The Changing Face of the 'Bad Boy' Guaranty
April 19, 2012

The Changing Face of the ‘Bad Boy’ Guaranty

Commercial real estate lending has always had a “bad boy” guaranty to protect lenders from an individual borrower’s waste, misuse of security deposits, and becoming insolvent.  The idea was always to protect lenders from the bad acts of borrowers by making the individual personally liable.  The following article discusses how two recent court decisions have thrown the Commercial  Backed Mortgage Securities industry into an upheaval and what the State of Michigan has done in response. 
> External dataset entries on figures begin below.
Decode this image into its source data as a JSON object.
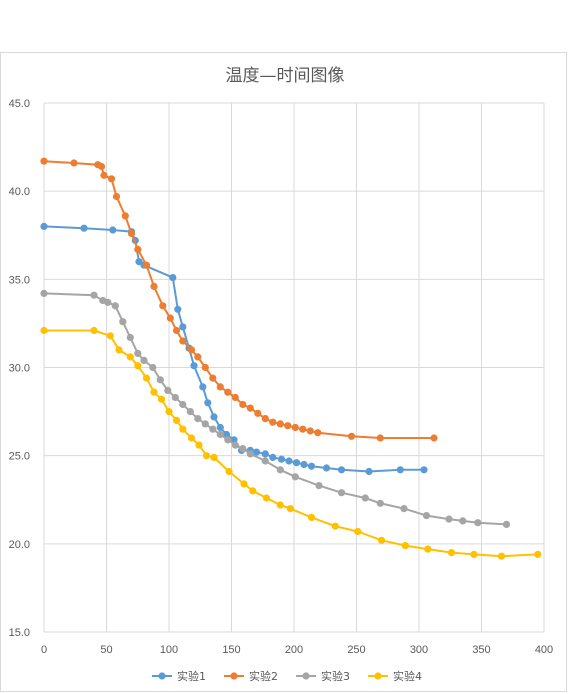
{
  "chart_data": {
    "type": "line",
    "title": "温度—时间图像",
    "xlabel": "",
    "ylabel": "",
    "xlim": [
      0,
      400
    ],
    "ylim": [
      15.0,
      45.0
    ],
    "x_ticks": [
      "0",
      "50",
      "100",
      "150",
      "200",
      "250",
      "300",
      "350",
      "400"
    ],
    "y_ticks": [
      "15.0",
      "20.0",
      "25.0",
      "30.0",
      "35.0",
      "40.0",
      "45.0"
    ],
    "grid": true,
    "legend_position": "bottom",
    "series": [
      {
        "name": "实验1",
        "color": "#5b9bd5",
        "points": [
          [
            0,
            38.0
          ],
          [
            32,
            37.9
          ],
          [
            55,
            37.8
          ],
          [
            70,
            37.7
          ],
          [
            73,
            37.2
          ],
          [
            76,
            36.0
          ],
          [
            80,
            35.8
          ],
          [
            103,
            35.1
          ],
          [
            107,
            33.3
          ],
          [
            111,
            32.3
          ],
          [
            116,
            31.1
          ],
          [
            120,
            30.1
          ],
          [
            127,
            28.9
          ],
          [
            131,
            28.0
          ],
          [
            136,
            27.2
          ],
          [
            141,
            26.6
          ],
          [
            146,
            26.2
          ],
          [
            152,
            25.9
          ],
          [
            158,
            25.3
          ],
          [
            165,
            25.3
          ],
          [
            170,
            25.2
          ],
          [
            177,
            25.1
          ],
          [
            183,
            24.9
          ],
          [
            190,
            24.8
          ],
          [
            196,
            24.7
          ],
          [
            202,
            24.6
          ],
          [
            208,
            24.5
          ],
          [
            214,
            24.4
          ],
          [
            226,
            24.3
          ],
          [
            238,
            24.2
          ],
          [
            260,
            24.1
          ],
          [
            285,
            24.2
          ],
          [
            304,
            24.2
          ]
        ]
      },
      {
        "name": "实验2",
        "color": "#ed7d31",
        "points": [
          [
            0,
            41.7
          ],
          [
            24,
            41.6
          ],
          [
            43,
            41.5
          ],
          [
            46,
            41.4
          ],
          [
            48,
            40.9
          ],
          [
            54,
            40.7
          ],
          [
            58,
            39.7
          ],
          [
            65,
            38.6
          ],
          [
            70,
            37.6
          ],
          [
            75,
            36.7
          ],
          [
            82,
            35.8
          ],
          [
            88,
            34.6
          ],
          [
            95,
            33.5
          ],
          [
            101,
            32.8
          ],
          [
            106,
            32.1
          ],
          [
            111,
            31.5
          ],
          [
            118,
            31.0
          ],
          [
            123,
            30.6
          ],
          [
            129,
            30.0
          ],
          [
            135,
            29.4
          ],
          [
            141,
            28.9
          ],
          [
            147,
            28.6
          ],
          [
            153,
            28.3
          ],
          [
            159,
            27.9
          ],
          [
            165,
            27.7
          ],
          [
            171,
            27.4
          ],
          [
            177,
            27.1
          ],
          [
            183,
            26.9
          ],
          [
            189,
            26.8
          ],
          [
            195,
            26.7
          ],
          [
            201,
            26.6
          ],
          [
            207,
            26.5
          ],
          [
            213,
            26.4
          ],
          [
            219,
            26.3
          ],
          [
            246,
            26.1
          ],
          [
            269,
            26.0
          ],
          [
            312,
            26.0
          ]
        ]
      },
      {
        "name": "实验3",
        "color": "#a5a5a5",
        "points": [
          [
            0,
            34.2
          ],
          [
            40,
            34.1
          ],
          [
            47,
            33.8
          ],
          [
            51,
            33.7
          ],
          [
            57,
            33.5
          ],
          [
            63,
            32.6
          ],
          [
            69,
            31.7
          ],
          [
            75,
            30.8
          ],
          [
            80,
            30.4
          ],
          [
            87,
            30.0
          ],
          [
            93,
            29.3
          ],
          [
            99,
            28.7
          ],
          [
            105,
            28.3
          ],
          [
            111,
            27.9
          ],
          [
            117,
            27.5
          ],
          [
            123,
            27.1
          ],
          [
            129,
            26.8
          ],
          [
            135,
            26.5
          ],
          [
            141,
            26.2
          ],
          [
            147,
            25.9
          ],
          [
            153,
            25.6
          ],
          [
            159,
            25.4
          ],
          [
            165,
            25.1
          ],
          [
            177,
            24.7
          ],
          [
            189,
            24.2
          ],
          [
            201,
            23.8
          ],
          [
            220,
            23.3
          ],
          [
            238,
            22.9
          ],
          [
            257,
            22.6
          ],
          [
            269,
            22.3
          ],
          [
            288,
            22.0
          ],
          [
            306,
            21.6
          ],
          [
            324,
            21.4
          ],
          [
            335,
            21.3
          ],
          [
            347,
            21.2
          ],
          [
            370,
            21.1
          ]
        ]
      },
      {
        "name": "实验4",
        "color": "#ffc000",
        "points": [
          [
            0,
            32.1
          ],
          [
            40,
            32.1
          ],
          [
            53,
            31.8
          ],
          [
            60,
            31.0
          ],
          [
            69,
            30.6
          ],
          [
            75,
            30.1
          ],
          [
            82,
            29.4
          ],
          [
            88,
            28.6
          ],
          [
            94,
            28.2
          ],
          [
            100,
            27.5
          ],
          [
            106,
            27.0
          ],
          [
            111,
            26.5
          ],
          [
            118,
            26.0
          ],
          [
            124,
            25.6
          ],
          [
            130,
            25.0
          ],
          [
            136,
            24.9
          ],
          [
            148,
            24.1
          ],
          [
            160,
            23.4
          ],
          [
            167,
            23.0
          ],
          [
            178,
            22.6
          ],
          [
            189,
            22.2
          ],
          [
            197,
            22.0
          ],
          [
            214,
            21.5
          ],
          [
            233,
            21.0
          ],
          [
            251,
            20.7
          ],
          [
            270,
            20.2
          ],
          [
            289,
            19.9
          ],
          [
            307,
            19.7
          ],
          [
            326,
            19.5
          ],
          [
            344,
            19.4
          ],
          [
            366,
            19.3
          ],
          [
            395,
            19.4
          ]
        ]
      }
    ]
  }
}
The article discusses a court ruling that when the value of the property falls below the then outstanding principal amount of the mortgage, the borrower is deemed insolvent and the “bad boy” guaranty is triggered.  So despite doing nothing wrong, this particular borrower faced personal liability for a potentially huge deficiency.  In interpreting the “bad boy” clause, the court determined that no willful act was required, just that the borrower failed to stay solvent.  Although recognizing that this seemed to go against the very nature of non-recourse debt, the court was constrained by the clear and unambiguous language in the contract.

Thankfully, the State of Michigan stepped in and enacted legislation the effectively set aside these court decisions.  We would hope that other states will follow suit here to ensure individuals are protected.  However, we wouldn’t suggest waiting around to be the guinea pig case.  If you find your commercial real estate investment to be under water, with no hopes of a turnaround, you should seek out a law firm to help you assess your situation to see if you have a way to be relieved of this debt through a settlement.  Don’t wait to see if the court finds you to be a “bad boy” for an economic slump you had no control over.